Jun 14, 2022 - News

D.C. and Prince George's County police submit incomplete 2021 crime data

Photo: Sarah L. Voisin/The Washington Post via Getty Images

The District’s police department failed to fully report its 2021 crime data to the FBI, making it part of the 60% of law enforcement agencies nationwide that submitted incomplete data or no data at all, according to data given to Axios from a partnership with The Marshall Project.

  • The data lapse also occurred in neighboring Prince George’s County — which like D.C. saw a spike in murders and violent crime last year.

Why it matters, via The Marshall Project: The Washington region is part of a national data gap that experts say will make it harder to analyze crime data and fact-check claims politicians make about crime.

  • "It's going to be really hard for policymakers to look at what crime looks like in their own community and compare it to similar communities," Jacob Kaplan, a criminologist at Princeton University, told The Marshall Project.
Data: FBI, The Marshall Project.
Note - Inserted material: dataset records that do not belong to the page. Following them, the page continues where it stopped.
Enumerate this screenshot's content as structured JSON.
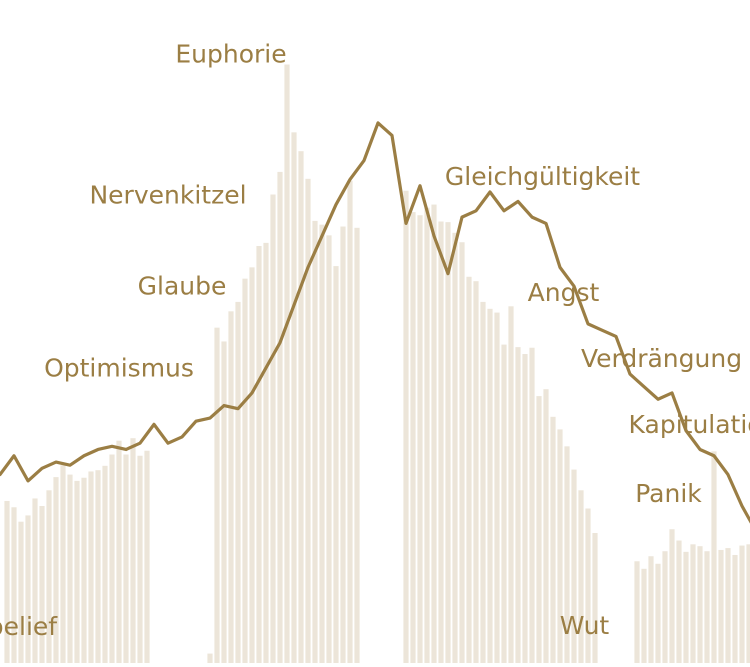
{
  "chart_data": {
    "type": "bar+line",
    "title": "",
    "xlabel": "",
    "ylabel": "",
    "ylim": [
      0,
      100
    ],
    "grid": false,
    "legend": "none",
    "colors": {
      "line": "#9b7e44",
      "bars": "#ece5d9",
      "text": "#9b7e44"
    },
    "bars": {
      "x": [
        1,
        2,
        3,
        4,
        5,
        6,
        7,
        8,
        9,
        10,
        11,
        12,
        13,
        14,
        15,
        16,
        17,
        18,
        19,
        20,
        21,
        22,
        23,
        24,
        25,
        26,
        27,
        28,
        29,
        30,
        31,
        32,
        33,
        34,
        35,
        36,
        37,
        38,
        39,
        40,
        41,
        42,
        43,
        44,
        45,
        46,
        47,
        48,
        49,
        50,
        51,
        52,
        53,
        54,
        55,
        56,
        57,
        58,
        59,
        60,
        61,
        62,
        63,
        64,
        65,
        66,
        67,
        68,
        69,
        70,
        71,
        72,
        73,
        74,
        75,
        76,
        77,
        78,
        79,
        80,
        81,
        82,
        83,
        84,
        85,
        86,
        87,
        88,
        89,
        90,
        91,
        92,
        93,
        94,
        95,
        96,
        97,
        98,
        99,
        100,
        101,
        102,
        103,
        104,
        105,
        106,
        107
      ],
      "values": [
        25.8,
        24.8,
        22.5,
        23.5,
        26.2,
        25.0,
        27.5,
        29.6,
        31.5,
        30.0,
        29.0,
        29.5,
        30.5,
        30.7,
        31.4,
        33.2,
        35.4,
        33.2,
        35.8,
        33.0,
        33.8,
        0,
        0,
        0,
        0,
        0,
        0,
        0,
        0,
        1.5,
        53.4,
        51.2,
        56.0,
        57.5,
        61.2,
        63.0,
        66.4,
        66.9,
        74.6,
        78.2,
        95.3,
        84.5,
        81.5,
        77.1,
        70.4,
        69.8,
        68.1,
        63.2,
        69.5,
        76.8,
        69.3,
        0,
        0,
        0,
        0,
        0,
        0,
        75.2,
        71.8,
        71.3,
        72.5,
        73.0,
        70.3,
        70.2,
        68.5,
        67.0,
        61.5,
        60.8,
        57.5,
        56.4,
        55.8,
        50.7,
        56.8,
        50.3,
        49.2,
        50.2,
        42.5,
        43.6,
        39.2,
        37.2,
        34.5,
        30.8,
        27.5,
        24.6,
        20.7,
        0,
        0,
        0,
        0,
        0,
        16.2,
        15.0,
        17.0,
        15.8,
        17.8,
        21.3,
        19.5,
        17.7,
        18.9,
        18.6,
        17.8,
        33.7,
        18.0,
        18.3,
        17.2,
        18.7,
        18.9
      ]
    },
    "line": {
      "x": [
        0,
        2,
        4,
        6,
        8,
        10,
        12,
        14,
        16,
        18,
        20,
        22,
        24,
        26,
        28,
        30,
        32,
        34,
        36,
        38,
        40,
        42,
        44,
        46,
        48,
        50,
        52,
        54,
        56,
        58,
        60,
        62,
        64,
        66,
        68,
        70,
        72,
        74,
        76,
        78,
        80,
        82,
        84,
        86,
        88,
        90,
        92,
        94,
        96,
        98,
        100,
        102,
        104,
        106,
        108,
        110
      ],
      "values": [
        30,
        33,
        29,
        31,
        32,
        31.5,
        33,
        34,
        34.5,
        34,
        35,
        38,
        35,
        36,
        38.5,
        39,
        41,
        40.5,
        43,
        47,
        51,
        57,
        63,
        68,
        73,
        77,
        80,
        86,
        84,
        70,
        76,
        68,
        62,
        71,
        72,
        75,
        72,
        73.5,
        71,
        70,
        63,
        60,
        54,
        53,
        52,
        46,
        44,
        42,
        43,
        37,
        34,
        33,
        30,
        25,
        21,
        18
      ]
    },
    "phase_labels": [
      {
        "text": "belief",
        "x": 3.2,
        "y": 5.8
      },
      {
        "text": "Optimismus",
        "x": 17.0,
        "y": 47.0
      },
      {
        "text": "Glaube",
        "x": 26.0,
        "y": 60.0
      },
      {
        "text": "Nervenkitzel",
        "x": 24.0,
        "y": 74.5
      },
      {
        "text": "Euphorie",
        "x": 33.0,
        "y": 97.0
      },
      {
        "text": "Gleichgültigkeit",
        "x": 77.5,
        "y": 77.5
      },
      {
        "text": "Angst",
        "x": 80.5,
        "y": 59.0
      },
      {
        "text": "Verdrängung",
        "x": 94.5,
        "y": 48.5
      },
      {
        "text": "Kapitulation",
        "x": 100.5,
        "y": 38.0
      },
      {
        "text": "Panik",
        "x": 95.5,
        "y": 27.0
      },
      {
        "text": "Wut",
        "x": 83.5,
        "y": 6.0
      }
    ]
  }
}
Chart: Jared Whalen/Axios Visuals

The backdrop, via The Marshall Project: Last year, the FBI retired its nearly century-old national crime data collection program and switched to a new system, the National Incident-Based Reporting System, which gathers more specific information on each incident.

  • Even though the FBI announced the transition in 2015 and the federal government spent hundreds of millions of dollars to help local police make the switch, nearly 7,000 of the nation’s 18,000 law enforcement agencies did not send crime data to the voluntary program in 2021.

Meanwhile, Montgomery, Arlington, and Loudoun counties and the city of Alexandria fully reported their 2021 crime data.

What happened: In D.C., the Metropolitan Police Department says it switched from the old data collection reporting system to the new one on Aug. 1, 2021. But, since the new reporting system requires a full year of data in order to be published, D.C.’s data from 2021 is not available, the department says.

The Prince George’s County Police Department said a technical issue led to its data lapse.

  • The department said it began reporting crime data to the new FBI system in 2019 using a file format that was not compatible with Maryland’s own reporting system.
  • The county instead reported directly to the FBI, but says it submitted half of its 2021 data after the FBI’s deadline for inclusion in its annual report.

What’s next: D.C. police said its crime data would be published quarterly by the FBI starting this year.